Because we can’t be lazy about democracy

Whenever I hear someone say they aren’t going to vote—for various reasons: because they don’t live in a swing state, or as some kind of protest, or because they have no faith in the system—I have dueling reactions: anger and despair. 

Much of my career has been spent covering struggles for democracy in Africa, Eastern Europe, and beyond, among people desperate to achieve the vote, struggling valiantly for it. These people risk imprisonment, injury, and even their lives for the right to exercise their vote. They walk miles and line up for hours, days even. And most of them look to America as an example of democracy. They look to us for encouragement. And the corrosive message that a low turnout sends to them all is that we take our own democracy for granted. That we do not treasure our freedom of choice. We fail to cherish it. We are careless with it. Lazy even. To say nothing of the disrespect we show our own history. To people who struggled here to be enfranchised, African Americans and women. 

Whatever the tactical electoral arithmetic happens to be in your state, even if your party has a decisive lead, going to the polls is how we recharge our electoral engine with the fuel of legitimacy. Without that it may lose its vitality. And it becomes more vulnerable to those who try to rig it, along the lines of Stalin’s Soviet-style ballots; it’s not who votes that counts, it’s who counts the votes. Turning out in large numbers makes rigging more difficult. A popular vote that tallies with the Electoral College helps to ward off critics of American-style representation. 

In 2020 we stress-tested our democracy. It only narrowly survived. Let’s show the world that we are reliable guardians of our own freedoms. The minimum requirement of citizenship, it seems to me, is to exercise one’s vote. 

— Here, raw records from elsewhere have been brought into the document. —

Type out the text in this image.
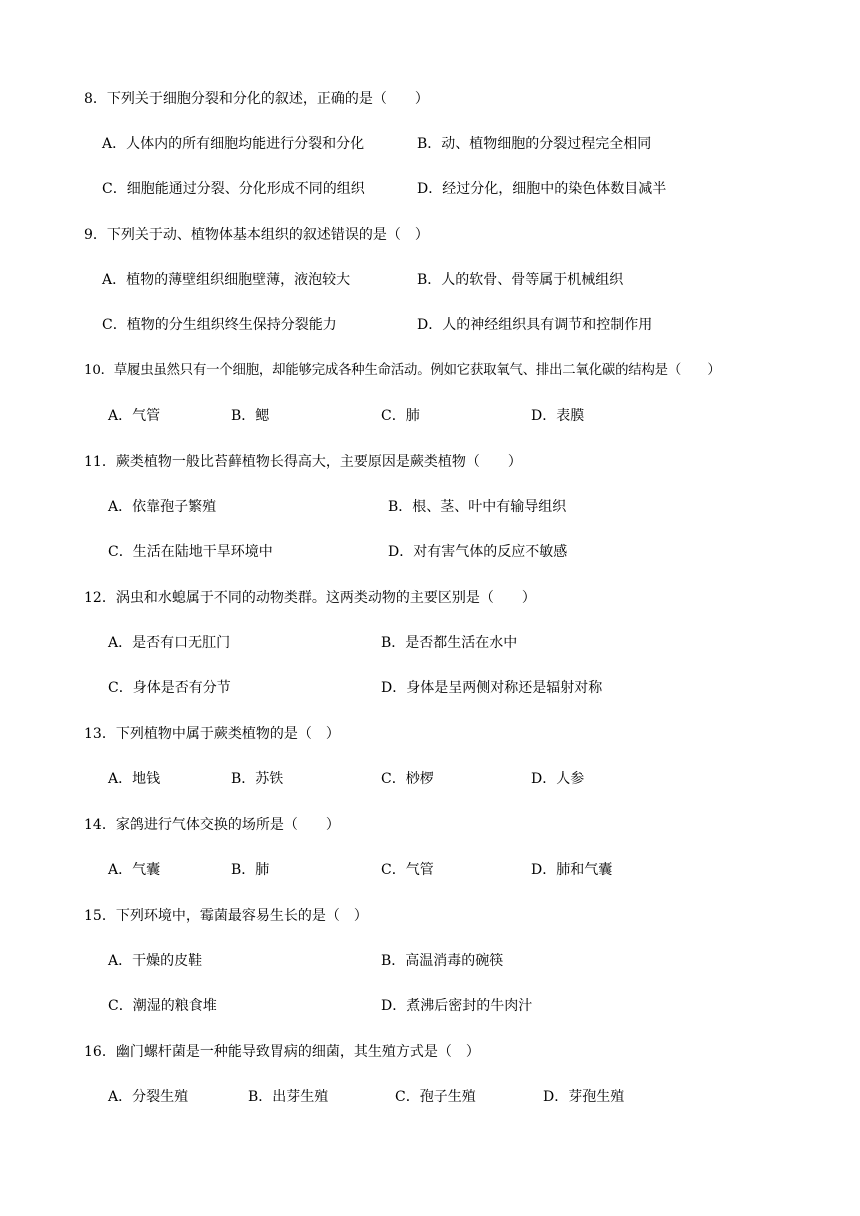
8．下列关于细胞分裂和分化的叙述，正确的是（　　）
A．人体内的所有细胞均能进行分裂和分化	B．动、植物细胞的分裂过程完全相同
C．细胞能通过分裂、分化形成不同的组织	D．经过分化，细胞中的染色体数目减半
9．下列关于动、植物体基本组织的叙述错误的是（　）
A．植物的薄壁组织细胞壁薄，液泡较大	B．人的软骨、骨等属于机械组织
C．植物的分生组织终生保持分裂能力	D．人的神经组织具有调节和控制作用
10．草履虫虽然只有一个细胞，却能够完成各种生命活动。例如它获取氧气、排出二氧化碳的结构是（　　）
A．气管	B．鳃	C．肺	D．表膜
11．蕨类植物一般比苔藓植物长得高大，主要原因是蕨类植物（　　）
A．依靠孢子繁殖	B．根、茎、叶中有输导组织
C．生活在陆地干旱环境中	D．对有害气体的反应不敏感
12．涡虫和水螅属于不同的动物类群。这两类动物的主要区别是（　　）
A．是否有口无肛门	B．是否都生活在水中
C．身体是否有分节	D．身体是呈两侧对称还是辐射对称
13．下列植物中属于蕨类植物的是（　）
A．地钱	B．苏铁	C．桫椤	D．人参
14．家鸽进行气体交换的场所是（　　）
A．气囊	B．肺	C．气管	D．肺和气囊
15．下列环境中，霉菌最容易生长的是（　）
A．干燥的皮鞋	B．高温消毒的碗筷
C．潮湿的粮食堆	D．煮沸后密封的牛肉汁
16．幽门螺杆菌是一种能导致胃病的细菌，其生殖方式是（　）
A．分裂生殖	B．出芽生殖	C．孢子生殖	D．芽孢生殖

As Churchill famously put it, “No one pretends that democracy is perfect or all-wise. Indeed, it has been said that democracy is the worst form of Government except for all those other forms that have been tried.”

Of course, how you vote is up to you, but as George Orwell famously didn’t put it: “A people that elect corrupt politicians, imposters, thieves and traitors are not victims… but accomplices.” So this November, to help signal our rejection of festering Trump foolery and pride in prejudice, I will be turning out to vote, in a “safe” blue state, for Kamala Harris.

Peter Godwin is a Zimbabwean author and former human rights lawyer.